この世界の憂鬱と気紛れ

タイトルに深い意味はありません。スガシカオの歌に似たようなフレーズがあったかな。日々の雑事と趣味と偏見のブログです。

ソウル・コレクター。

2009-12-09 23:07:08 | 読書
 ジェフリー・ディーヴァー著、『ソウル・コレクター』、読了。市立図書館蔵書。


 何とか貸し出し期限内に『ソウル・コレクター』を読み終えました(最後の100ページはイッキ読み。笑。)。
 これで安心して週末を迎えることが出来ます。
 結末を知らずに返却することになったら最悪!!とか思ってましたからね。

 さて、日本では1999年の『ボーン・コレクター』から刊行が始まったリンカーン・ライムシリーズも本作で第八作になります(スピン・オフが一作)。
 リンカーン・ライムシリーズといえば、終盤に待ち受けるドンデン返しが売りだ、といっても過言ではないと思います。
 はっきりいって、ドンデン返しの見事さがそのまま作品の評価に直結している、ともいえるのではないでしょうか。
 当然本作もそうに違いないと思って読み進めていったのですが、、、驚きましたよ、ほんと、本作にはドンデン返しがないんですから。
 ドンデン返しがあるに違いないと思わせて、それがないというのもある意味読み手の意表を突いてはいますが、やはりシリーズの売りがないのはどうにもこうにも寂しいものがあります。

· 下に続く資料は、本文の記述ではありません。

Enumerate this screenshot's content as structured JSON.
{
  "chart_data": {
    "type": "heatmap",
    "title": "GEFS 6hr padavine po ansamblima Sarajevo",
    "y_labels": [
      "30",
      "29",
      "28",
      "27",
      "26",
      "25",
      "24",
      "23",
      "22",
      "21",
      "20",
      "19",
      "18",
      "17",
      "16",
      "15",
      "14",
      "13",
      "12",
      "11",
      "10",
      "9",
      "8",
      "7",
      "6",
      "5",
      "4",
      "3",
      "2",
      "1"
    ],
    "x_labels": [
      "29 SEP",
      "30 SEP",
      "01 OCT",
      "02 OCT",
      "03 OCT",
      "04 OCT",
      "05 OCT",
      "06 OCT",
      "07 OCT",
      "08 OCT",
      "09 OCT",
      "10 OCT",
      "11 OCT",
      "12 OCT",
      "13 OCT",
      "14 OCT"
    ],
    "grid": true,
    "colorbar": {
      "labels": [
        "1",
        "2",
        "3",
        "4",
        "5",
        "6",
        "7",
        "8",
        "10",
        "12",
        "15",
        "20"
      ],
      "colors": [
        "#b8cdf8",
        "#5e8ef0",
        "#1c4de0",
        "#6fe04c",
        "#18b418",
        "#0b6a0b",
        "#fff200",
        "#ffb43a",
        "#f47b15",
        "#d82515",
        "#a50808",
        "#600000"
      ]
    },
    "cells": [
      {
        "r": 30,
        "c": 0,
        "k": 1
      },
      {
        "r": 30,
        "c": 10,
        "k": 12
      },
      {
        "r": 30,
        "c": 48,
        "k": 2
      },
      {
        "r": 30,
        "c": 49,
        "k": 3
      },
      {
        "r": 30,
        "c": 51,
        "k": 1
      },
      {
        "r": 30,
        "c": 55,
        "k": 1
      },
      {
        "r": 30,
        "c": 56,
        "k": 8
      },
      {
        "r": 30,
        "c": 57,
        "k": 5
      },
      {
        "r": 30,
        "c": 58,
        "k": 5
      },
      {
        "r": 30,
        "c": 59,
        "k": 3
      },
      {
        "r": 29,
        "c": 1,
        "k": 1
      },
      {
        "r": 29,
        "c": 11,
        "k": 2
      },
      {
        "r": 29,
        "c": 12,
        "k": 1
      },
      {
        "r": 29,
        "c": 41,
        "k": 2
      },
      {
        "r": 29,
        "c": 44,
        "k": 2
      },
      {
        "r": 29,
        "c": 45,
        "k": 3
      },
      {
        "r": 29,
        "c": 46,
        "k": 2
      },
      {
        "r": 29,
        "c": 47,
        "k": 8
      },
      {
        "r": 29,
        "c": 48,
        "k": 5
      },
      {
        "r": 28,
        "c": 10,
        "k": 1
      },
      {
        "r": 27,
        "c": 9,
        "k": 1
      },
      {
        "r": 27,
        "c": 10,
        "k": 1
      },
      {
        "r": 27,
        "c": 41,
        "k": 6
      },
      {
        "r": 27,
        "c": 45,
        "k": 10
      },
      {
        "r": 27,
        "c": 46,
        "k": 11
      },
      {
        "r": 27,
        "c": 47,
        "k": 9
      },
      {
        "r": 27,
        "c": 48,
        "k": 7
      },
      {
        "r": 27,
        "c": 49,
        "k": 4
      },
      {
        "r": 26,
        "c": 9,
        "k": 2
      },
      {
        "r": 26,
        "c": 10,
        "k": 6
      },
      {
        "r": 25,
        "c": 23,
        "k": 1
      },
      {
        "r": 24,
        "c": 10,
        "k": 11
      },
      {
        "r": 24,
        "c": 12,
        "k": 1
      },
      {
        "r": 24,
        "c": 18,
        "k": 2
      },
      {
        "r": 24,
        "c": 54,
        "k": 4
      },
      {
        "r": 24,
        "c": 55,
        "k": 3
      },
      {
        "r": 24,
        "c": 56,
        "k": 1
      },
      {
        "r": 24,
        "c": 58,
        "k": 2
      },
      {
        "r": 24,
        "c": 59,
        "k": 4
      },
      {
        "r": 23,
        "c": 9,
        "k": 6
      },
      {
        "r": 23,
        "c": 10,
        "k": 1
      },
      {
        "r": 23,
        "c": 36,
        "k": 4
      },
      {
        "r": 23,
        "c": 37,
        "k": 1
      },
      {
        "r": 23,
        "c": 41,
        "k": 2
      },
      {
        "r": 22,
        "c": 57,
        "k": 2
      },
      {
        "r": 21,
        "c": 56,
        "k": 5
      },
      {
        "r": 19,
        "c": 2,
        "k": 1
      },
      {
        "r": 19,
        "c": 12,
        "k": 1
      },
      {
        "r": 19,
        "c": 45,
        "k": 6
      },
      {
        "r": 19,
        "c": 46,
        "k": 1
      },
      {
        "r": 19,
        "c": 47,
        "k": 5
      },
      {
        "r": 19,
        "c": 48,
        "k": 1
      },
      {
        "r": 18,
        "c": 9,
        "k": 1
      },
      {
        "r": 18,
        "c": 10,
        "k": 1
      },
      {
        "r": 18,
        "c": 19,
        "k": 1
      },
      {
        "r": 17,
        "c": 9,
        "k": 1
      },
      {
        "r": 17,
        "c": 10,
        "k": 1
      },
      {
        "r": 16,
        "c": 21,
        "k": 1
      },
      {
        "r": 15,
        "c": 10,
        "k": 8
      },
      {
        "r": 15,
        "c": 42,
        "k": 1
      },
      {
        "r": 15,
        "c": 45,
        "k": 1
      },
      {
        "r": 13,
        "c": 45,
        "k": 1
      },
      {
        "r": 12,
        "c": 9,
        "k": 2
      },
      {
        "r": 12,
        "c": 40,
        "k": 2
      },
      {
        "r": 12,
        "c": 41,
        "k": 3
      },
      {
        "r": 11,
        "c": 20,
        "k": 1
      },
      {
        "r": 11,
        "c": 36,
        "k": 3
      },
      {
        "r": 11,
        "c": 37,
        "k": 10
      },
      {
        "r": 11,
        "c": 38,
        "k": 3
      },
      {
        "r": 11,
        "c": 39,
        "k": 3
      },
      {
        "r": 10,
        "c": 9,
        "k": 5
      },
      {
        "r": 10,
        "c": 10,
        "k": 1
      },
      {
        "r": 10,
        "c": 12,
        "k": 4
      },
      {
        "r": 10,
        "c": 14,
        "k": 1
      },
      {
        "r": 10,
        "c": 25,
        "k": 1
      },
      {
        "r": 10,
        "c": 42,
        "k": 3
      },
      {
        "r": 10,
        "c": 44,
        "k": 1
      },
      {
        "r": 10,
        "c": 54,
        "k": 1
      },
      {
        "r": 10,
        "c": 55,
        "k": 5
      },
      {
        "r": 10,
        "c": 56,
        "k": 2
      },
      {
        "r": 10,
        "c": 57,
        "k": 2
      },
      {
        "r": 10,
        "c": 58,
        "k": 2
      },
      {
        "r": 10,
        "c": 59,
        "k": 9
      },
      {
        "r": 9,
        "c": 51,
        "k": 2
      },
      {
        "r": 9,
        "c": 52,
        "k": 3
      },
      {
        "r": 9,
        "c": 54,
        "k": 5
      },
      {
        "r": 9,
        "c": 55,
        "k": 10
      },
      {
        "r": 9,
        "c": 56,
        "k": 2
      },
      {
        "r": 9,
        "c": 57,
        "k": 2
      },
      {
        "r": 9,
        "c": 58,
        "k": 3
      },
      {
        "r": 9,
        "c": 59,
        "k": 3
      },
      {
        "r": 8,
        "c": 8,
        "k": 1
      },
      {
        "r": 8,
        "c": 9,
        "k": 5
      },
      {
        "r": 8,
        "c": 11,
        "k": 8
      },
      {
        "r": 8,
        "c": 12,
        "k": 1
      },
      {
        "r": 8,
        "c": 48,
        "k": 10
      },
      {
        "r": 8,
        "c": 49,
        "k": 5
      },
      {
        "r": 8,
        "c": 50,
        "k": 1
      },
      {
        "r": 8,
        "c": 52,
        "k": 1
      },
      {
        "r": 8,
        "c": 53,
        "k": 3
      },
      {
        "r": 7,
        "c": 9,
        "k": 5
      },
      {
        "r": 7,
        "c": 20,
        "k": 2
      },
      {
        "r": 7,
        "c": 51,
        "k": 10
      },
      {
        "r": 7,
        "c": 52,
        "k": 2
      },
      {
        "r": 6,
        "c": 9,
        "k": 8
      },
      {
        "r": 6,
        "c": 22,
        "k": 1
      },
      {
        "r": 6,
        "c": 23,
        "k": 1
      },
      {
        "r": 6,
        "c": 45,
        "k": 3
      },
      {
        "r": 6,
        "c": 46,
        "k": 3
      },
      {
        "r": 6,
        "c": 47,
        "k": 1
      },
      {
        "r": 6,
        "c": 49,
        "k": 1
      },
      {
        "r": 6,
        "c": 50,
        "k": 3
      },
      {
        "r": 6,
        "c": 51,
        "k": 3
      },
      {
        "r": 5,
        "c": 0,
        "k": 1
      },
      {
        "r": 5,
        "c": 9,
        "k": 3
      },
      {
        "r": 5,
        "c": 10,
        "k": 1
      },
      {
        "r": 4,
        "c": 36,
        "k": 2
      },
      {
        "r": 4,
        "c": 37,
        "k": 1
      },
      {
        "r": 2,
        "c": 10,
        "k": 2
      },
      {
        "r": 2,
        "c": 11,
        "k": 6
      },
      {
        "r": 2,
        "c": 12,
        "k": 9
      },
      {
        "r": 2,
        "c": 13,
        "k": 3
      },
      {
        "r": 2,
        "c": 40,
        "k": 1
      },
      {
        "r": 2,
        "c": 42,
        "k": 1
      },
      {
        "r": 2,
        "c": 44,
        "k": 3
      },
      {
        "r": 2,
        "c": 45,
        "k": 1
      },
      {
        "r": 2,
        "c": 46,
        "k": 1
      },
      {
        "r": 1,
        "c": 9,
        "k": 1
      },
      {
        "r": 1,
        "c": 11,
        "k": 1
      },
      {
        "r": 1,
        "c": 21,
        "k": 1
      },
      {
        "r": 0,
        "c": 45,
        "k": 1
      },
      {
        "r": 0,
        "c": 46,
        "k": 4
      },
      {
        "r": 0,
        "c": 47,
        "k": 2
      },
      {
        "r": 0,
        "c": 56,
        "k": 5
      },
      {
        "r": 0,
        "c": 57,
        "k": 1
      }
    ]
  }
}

 しかもアメリアが真犯人にたどり着くのが偶々なんですよね。偶々聞き込みに行った先が真犯人の家でした、って展開なんです。
 偶々真犯人の家にたどり着いてりゃ世話ないよ、っていいたいです。

 つまり、本作を純粋にミステリーとして読むとずいぶん低い評価をせざるをえません。ストーリーのつまらなさでいえば、シリーズでも一、二を争うといっていいでしょう。

 じゃ、本作は読む価値がないかというと決してそんなことはありません。
 っていうか、インターネットの恩恵を受けているものであれば、誰もが必読であるといってもいいかもしれません。
 恩恵を受ける一方、インターネットにはこんな危険も潜んでいるんだということを我々に教えてくれる、警告の書といえると思います。
 本作におけるデータ社会の描かれ方は、些か演出過剰であることは否めなくても荒唐無稽と切り捨てることは誰にも出来ないはずです。
 本作を読み終わった直後に、インターネットの通販サイトで買い物を出来るという剛の者はそうそういないのではないでしょうか。